In the late 1960s, a few American artists began to abandon the gallery space for wide, open spaces. Bringing their cameras and equipment to desert plains, forests and rivers, these land artists (also called “earth artists”) desired to make a mark on a larger canvas. In this new documentary, the idiosyncratic, large-scale work of various land artists is, ahem, unearthed. From the “negative” Nevada sculptures of Michael Heizer to Robert Smithson’s construction of the Spiral Jetty, these adventurous artworks expanded, for many, the concept of what art is and where it could exist.

James Crump’s new documentary examines the work of artists who went beyond the parameters of traditional sculpture and photography. However, as a piece of film art, Troublemakers: The Story of Land Art could have broken a few more of the rules for information-heavy non-fiction works. One of the director’s major limitations is the lack of access to these artists, especially since many of them died in the past decade. The archival footage and second-hand accounts of these ambitious artists tries to capture their essence, but there are some pivotal details missing. It doesn’t help that one of the film’s more fascinating components, the sheer ambition of making multi-decade projects, doesn’t get much exposure. (Heiser, one of the genre’s most renowned sculptors, is still alive and working on a grand project in the desert. His voice is vitally missing from Crump’s film.)
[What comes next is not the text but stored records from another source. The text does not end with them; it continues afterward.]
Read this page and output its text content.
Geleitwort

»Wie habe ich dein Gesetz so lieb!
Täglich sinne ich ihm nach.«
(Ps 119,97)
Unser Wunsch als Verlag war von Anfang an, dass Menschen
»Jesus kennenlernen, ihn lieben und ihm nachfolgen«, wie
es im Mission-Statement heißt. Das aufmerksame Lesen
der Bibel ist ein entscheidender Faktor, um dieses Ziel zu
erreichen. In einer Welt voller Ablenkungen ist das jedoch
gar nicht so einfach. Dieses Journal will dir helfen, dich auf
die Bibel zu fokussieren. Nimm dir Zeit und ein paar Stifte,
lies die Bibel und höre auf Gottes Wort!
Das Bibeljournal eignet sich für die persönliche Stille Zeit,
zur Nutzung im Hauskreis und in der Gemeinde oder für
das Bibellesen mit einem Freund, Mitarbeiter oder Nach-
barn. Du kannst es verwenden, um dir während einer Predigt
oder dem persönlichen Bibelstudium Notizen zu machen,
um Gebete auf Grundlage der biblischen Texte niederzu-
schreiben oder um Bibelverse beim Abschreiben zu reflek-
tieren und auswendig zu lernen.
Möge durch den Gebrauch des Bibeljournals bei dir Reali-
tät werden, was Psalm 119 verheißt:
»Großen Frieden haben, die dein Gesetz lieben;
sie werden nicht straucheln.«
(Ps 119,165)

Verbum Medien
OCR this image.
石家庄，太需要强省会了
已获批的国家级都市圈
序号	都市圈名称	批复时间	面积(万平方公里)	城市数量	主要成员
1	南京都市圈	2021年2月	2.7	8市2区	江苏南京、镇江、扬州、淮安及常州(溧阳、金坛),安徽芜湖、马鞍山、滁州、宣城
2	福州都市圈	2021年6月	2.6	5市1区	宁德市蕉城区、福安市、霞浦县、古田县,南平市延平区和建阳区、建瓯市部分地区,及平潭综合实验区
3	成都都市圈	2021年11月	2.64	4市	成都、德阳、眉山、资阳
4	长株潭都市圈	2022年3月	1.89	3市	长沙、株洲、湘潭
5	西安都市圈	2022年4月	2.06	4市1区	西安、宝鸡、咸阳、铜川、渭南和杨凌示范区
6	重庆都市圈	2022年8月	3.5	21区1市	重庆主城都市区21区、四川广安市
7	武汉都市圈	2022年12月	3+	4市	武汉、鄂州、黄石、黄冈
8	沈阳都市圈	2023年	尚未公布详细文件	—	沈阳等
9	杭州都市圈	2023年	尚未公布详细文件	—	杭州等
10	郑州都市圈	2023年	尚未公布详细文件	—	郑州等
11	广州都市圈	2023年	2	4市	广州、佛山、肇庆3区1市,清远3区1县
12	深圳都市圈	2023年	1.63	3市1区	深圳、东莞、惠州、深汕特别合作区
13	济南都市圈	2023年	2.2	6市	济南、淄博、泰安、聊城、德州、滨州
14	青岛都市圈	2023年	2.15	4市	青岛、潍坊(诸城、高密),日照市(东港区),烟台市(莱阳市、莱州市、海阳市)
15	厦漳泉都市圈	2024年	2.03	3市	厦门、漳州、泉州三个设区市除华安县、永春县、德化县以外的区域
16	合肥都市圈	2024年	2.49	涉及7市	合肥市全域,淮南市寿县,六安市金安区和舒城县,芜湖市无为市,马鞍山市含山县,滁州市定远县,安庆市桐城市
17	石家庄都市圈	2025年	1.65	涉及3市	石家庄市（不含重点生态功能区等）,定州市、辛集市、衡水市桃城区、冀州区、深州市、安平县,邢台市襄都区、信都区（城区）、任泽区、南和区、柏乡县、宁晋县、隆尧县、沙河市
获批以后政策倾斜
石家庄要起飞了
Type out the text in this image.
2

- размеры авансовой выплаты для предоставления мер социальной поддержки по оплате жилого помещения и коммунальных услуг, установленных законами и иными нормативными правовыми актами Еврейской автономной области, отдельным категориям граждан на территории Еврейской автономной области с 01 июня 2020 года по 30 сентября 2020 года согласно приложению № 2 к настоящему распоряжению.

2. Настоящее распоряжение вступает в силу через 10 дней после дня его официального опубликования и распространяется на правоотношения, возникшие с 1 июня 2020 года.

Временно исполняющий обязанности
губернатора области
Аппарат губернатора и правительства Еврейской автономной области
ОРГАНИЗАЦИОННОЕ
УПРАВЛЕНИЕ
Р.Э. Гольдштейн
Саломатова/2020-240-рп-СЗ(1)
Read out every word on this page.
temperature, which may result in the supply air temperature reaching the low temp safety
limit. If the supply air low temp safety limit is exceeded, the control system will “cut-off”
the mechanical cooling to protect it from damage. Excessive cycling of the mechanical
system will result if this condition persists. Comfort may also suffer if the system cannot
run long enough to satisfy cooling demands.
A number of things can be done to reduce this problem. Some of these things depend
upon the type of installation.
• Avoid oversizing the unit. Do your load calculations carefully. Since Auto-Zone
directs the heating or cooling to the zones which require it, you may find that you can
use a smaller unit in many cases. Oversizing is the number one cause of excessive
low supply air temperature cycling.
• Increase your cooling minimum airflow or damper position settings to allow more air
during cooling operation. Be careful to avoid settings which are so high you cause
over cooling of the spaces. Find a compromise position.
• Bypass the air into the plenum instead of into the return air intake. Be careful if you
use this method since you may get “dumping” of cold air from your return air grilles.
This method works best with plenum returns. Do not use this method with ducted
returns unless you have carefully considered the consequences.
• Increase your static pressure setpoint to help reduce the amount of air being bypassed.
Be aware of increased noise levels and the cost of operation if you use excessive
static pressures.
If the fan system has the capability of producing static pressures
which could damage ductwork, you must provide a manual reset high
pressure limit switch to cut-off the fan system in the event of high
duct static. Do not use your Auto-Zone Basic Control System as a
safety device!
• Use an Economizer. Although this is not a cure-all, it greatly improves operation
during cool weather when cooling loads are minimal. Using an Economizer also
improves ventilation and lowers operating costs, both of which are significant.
For those curious about a unique movement in art history, Troublemakers is an efficient primer. Crump makes formidable use of 16mm and 35mm films from these artists, which examine their missions to create works that intersect humans with their surroundings. Still, one wishes the film had used the talking head interview approach more sparingly, and offered more time to gaze and marvel at the artworks. There is a two-minute stretch in the film where the doc’s camera crew lets us take in these monstrous artworks in natural spaces as hazy, ambient music plays. The grandeur is mesmerizing, but there is too little of it.